In this stage play, Abby Adams and Dan Casey are a couple of middle-aged empty nesters, looking forward to enjoying the first period of solitude they’ve had in years; however, their plans change abruptly when Abby invites her newly widowed mother-in-law, Sarah, to move in. Sarah immediately phones Claudia, Abby's mother, to tell her the “wonderful” news. Playing her trump card of guilt, Claudia masterfully maneuvers herself in the household as well, and by week’s end both mothers-in-law have packed their belongings and are descending on their besieged offspring. Act I delights the audience with the difficulties that ensue once the widow's stake claim in the children’s nest. After a rough beginning, the mothers-in-law bond in Act II and let their spirits soar, taking up drinking, smoking, ignoring curfews and flaunting “parental” control. But is it the mothers who are out of control?

David Christner

About David Christner (Rhode Island Author)

David Christner

Playwright and novelist David W. Christner was born in Sweetwater, TN and raised in a small farming community in southwestern Oklahoma.
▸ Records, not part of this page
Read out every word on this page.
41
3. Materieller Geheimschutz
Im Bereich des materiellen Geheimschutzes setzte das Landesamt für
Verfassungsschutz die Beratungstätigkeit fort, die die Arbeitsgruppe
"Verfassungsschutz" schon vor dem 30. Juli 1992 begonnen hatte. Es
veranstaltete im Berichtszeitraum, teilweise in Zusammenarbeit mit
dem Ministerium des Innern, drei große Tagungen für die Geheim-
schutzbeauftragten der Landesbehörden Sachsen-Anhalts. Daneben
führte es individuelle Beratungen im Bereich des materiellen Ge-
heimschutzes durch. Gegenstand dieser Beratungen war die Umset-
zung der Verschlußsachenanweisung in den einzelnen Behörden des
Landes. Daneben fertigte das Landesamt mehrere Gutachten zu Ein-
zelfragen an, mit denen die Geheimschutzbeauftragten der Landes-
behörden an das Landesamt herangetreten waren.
After a stint with the U.S. Navy in Vietnam and shore duty in Norfolk, VA, he settled permanently in southern Rhode Island, just across the bay from Newport where he had attended Officer Candidate School. His stage plays The Wall, Bui-Doi: The Dust of Life, Thy Brother’s Wife, Red Hot Mamas, The Babe, The Bard and the Baron, The Bitch of Bailey’s Beach, Ezra and Evil, What About Mimi?, Free Shot and This Blood's For You have been finalists or winners in national/international playwriting competitions. In addition to the U.S., his plays have been produced in Australia, Japan, Belgium, India, Ghana, Singapore, Great Britain, Russia, the Republic of Belarus and Canada. Leonardo Franchini’s translation of Red Hot Mamas has been touring Northern Italy for two years and his translation of the novel Huckleberry Hill will be published May 2018 in Italy. Christner is theater critic for the Newport Mercury in Newport, RI.